Events

DMS Applied and Computational Mathematics Seminar

Time: Mar 06, 2026 (02:00 PM)
Location: 328 Parker Hall

Details:
 shirokoff
 
Speaker: David Shirokoff (New Jersey Institute of Technology)
 
Title: Convergence of Markov Chains for Stochastic Gradient Descent and the Failure of the Diffusion Approximation over Long Times

Abstract: Stochastic gradient descent (SGD) is a popular algorithm for minimizing objective functions that arise in machine learning. While convergence theory is well established for SGD with vanishing step-sizes, less is known about the constant step-size setting.  A common approach is to approximate the SGD iterates by a diffusion approximation stochastic ODE.  However, this approximation is, in general, only valid for finite times.  Focusing on a class of nonconvex objective functions, we establish a "Doeblin-type decomposition," for the SGD Markov chain in that the state space decomposes into a uniformly transient set and a disjoint union of absorbing sets. Each absorbing set contains a unique (ergodic) invariant measure, with the set of invariant measures being a global attractor of the Markov chain.
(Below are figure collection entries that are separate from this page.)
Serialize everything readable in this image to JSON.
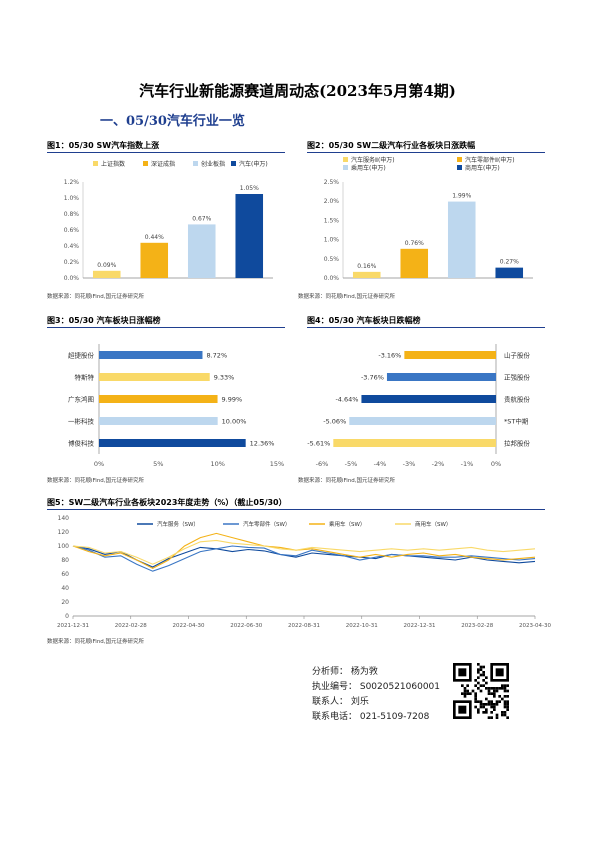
{
  "title": "汽车行业新能源赛道周动态(2023年5月第4期)",
  "section": "一、05/30汽车行业一览",
  "source": "数据来源：同花顺iFind,国元证券研究所",
  "colors": {
    "c1": "#f9d968",
    "c2": "#f4b217",
    "c3": "#bdd7ee",
    "c4": "#0f4a9d",
    "c5": "#3a76c4",
    "accent": "#1f3f8f"
  },
  "fig1": {
    "title": "图1：05/30 SW汽车指数上涨",
    "chart_data": {
      "type": "bar",
      "categories": [
        "上证指数",
        "深证成指",
        "创业板指",
        "汽车(申万)"
      ],
      "values": [
        0.09,
        0.44,
        0.67,
        1.05
      ],
      "value_labels": [
        "0.09%",
        "0.44%",
        "0.67%",
        "1.05%"
      ],
      "ylim": [
        0,
        1.2
      ],
      "yticks": [
        "0.0%",
        "0.2%",
        "0.4%",
        "0.6%",
        "0.8%",
        "1.0%",
        "1.2%"
      ],
      "legend": [
        "上证指数",
        "深证成指",
        "创业板指",
        "汽车(申万)"
      ]
    }
  },
  "fig2": {
    "title": "图2：05/30 SW二级汽车行业各板块日涨跌幅",
    "chart_data": {
      "type": "bar",
      "categories": [
        "汽车服务Ⅱ(申万)",
        "汽车零部件Ⅱ(申万)",
        "乘用车(申万)",
        "商用车(申万)"
      ],
      "values": [
        0.16,
        0.76,
        1.99,
        0.27
      ],
      "value_labels": [
        "0.16%",
        "0.76%",
        "1.99%",
        "0.27%"
      ],
      "ylim": [
        0,
        2.5
      ],
      "yticks": [
        "0.0%",
        "0.5%",
        "1.0%",
        "1.5%",
        "2.0%",
        "2.5%"
      ],
      "legend": [
        "汽车服务Ⅱ(申万)",
        "汽车零部件Ⅱ(申万)",
        "乘用车(申万)",
        "商用车(申万)"
      ]
    }
  },
  "fig3": {
    "title": "图3：05/30 汽车板块日涨幅榜",
    "chart_data": {
      "type": "bar",
      "categories": [
        "超捷股份",
        "特斯特",
        "广东鸿图",
        "一彬科技",
        "博俊科技"
      ],
      "values": [
        8.72,
        9.33,
        9.99,
        10.0,
        12.36
      ],
      "value_labels": [
        "8.72%",
        "9.33%",
        "9.99%",
        "10.00%",
        "12.36%"
      ],
      "xlim": [
        0,
        15
      ],
      "xticks": [
        "0%",
        "5%",
        "10%",
        "15%"
      ]
    }
  },
  "fig4": {
    "title": "图4：05/30 汽车板块日跌幅榜",
    "chart_data": {
      "type": "bar",
      "categories": [
        "山子股份",
        "正强股份",
        "贵航股份",
        "*ST中期",
        "拉邦股份"
      ],
      "values": [
        -3.16,
        -3.76,
        -4.64,
        -5.06,
        -5.61
      ],
      "value_labels": [
        "-3.16%",
        "-3.76%",
        "-4.64%",
        "-5.06%",
        "-5.61%"
      ],
      "xlim": [
        -6,
        0
      ],
      "xticks": [
        "-6%",
        "-5%",
        "-4%",
        "-3%",
        "-2%",
        "-1%",
        "0%"
      ]
    }
  },
  "fig5": {
    "title": "图5：SW二级汽车行业各板块2023年度走势（%）（截止05/30）",
    "chart_data": {
      "type": "line",
      "x_ticks": [
        "2021-12-31",
        "2022-02-28",
        "2022-04-30",
        "2022-06-30",
        "2022-08-31",
        "2022-10-31",
        "2022-12-31",
        "2023-02-28",
        "2023-04-30"
      ],
      "ylim": [
        0,
        140
      ],
      "yticks": [
        "0",
        "20",
        "40",
        "60",
        "80",
        "100",
        "120",
        "140"
      ],
      "series": [
        {
          "name": "汽车服务（SW）",
          "values": [
            100,
            96,
            88,
            92,
            80,
            70,
            82,
            90,
            98,
            96,
            92,
            95,
            93,
            88,
            84,
            90,
            88,
            86,
            84,
            82,
            88,
            86,
            84,
            82,
            80,
            84,
            80,
            78,
            76,
            78
          ]
        },
        {
          "name": "汽车零部件（SW）",
          "values": [
            100,
            94,
            84,
            86,
            74,
            64,
            72,
            82,
            92,
            96,
            100,
            98,
            97,
            88,
            86,
            94,
            90,
            86,
            80,
            84,
            88,
            86,
            86,
            84,
            84,
            86,
            84,
            82,
            80,
            82
          ]
        },
        {
          "name": "乘用车（SW）",
          "values": [
            100,
            92,
            86,
            90,
            80,
            68,
            80,
            100,
            112,
            118,
            112,
            106,
            100,
            98,
            94,
            96,
            92,
            88,
            84,
            88,
            84,
            88,
            90,
            86,
            88,
            84,
            82,
            80,
            82,
            84
          ]
        },
        {
          "name": "商用车（SW）",
          "values": [
            100,
            98,
            90,
            92,
            84,
            74,
            84,
            96,
            106,
            108,
            104,
            102,
            100,
            96,
            94,
            98,
            96,
            94,
            92,
            94,
            96,
            94,
            96,
            94,
            96,
            98,
            94,
            92,
            94,
            96
          ]
        }
      ]
    }
  },
  "analyst": {
    "name": "分析师：   杨为敩",
    "license": "执业编号：  S0020521060001",
    "contact": "联系人：   刘乐",
    "phone": "联系电话：  021-5109-7208"
  }
}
The theory is highlighted with examples that show (1) the failure of the diffusion approximation to characterize the long-time dynamics of SGD; (2) the global minimum of an objective function may lie outside the support of the invariant measures (i.e., even if initialized at the global minimum, SGD iterates will leave); and (3) bifurcations may enable the SGD iterates to transition between local minima. 
 
This is joint work with Philip Zaleski.
 
 
Host: Thi-Thao-Phuong Hoang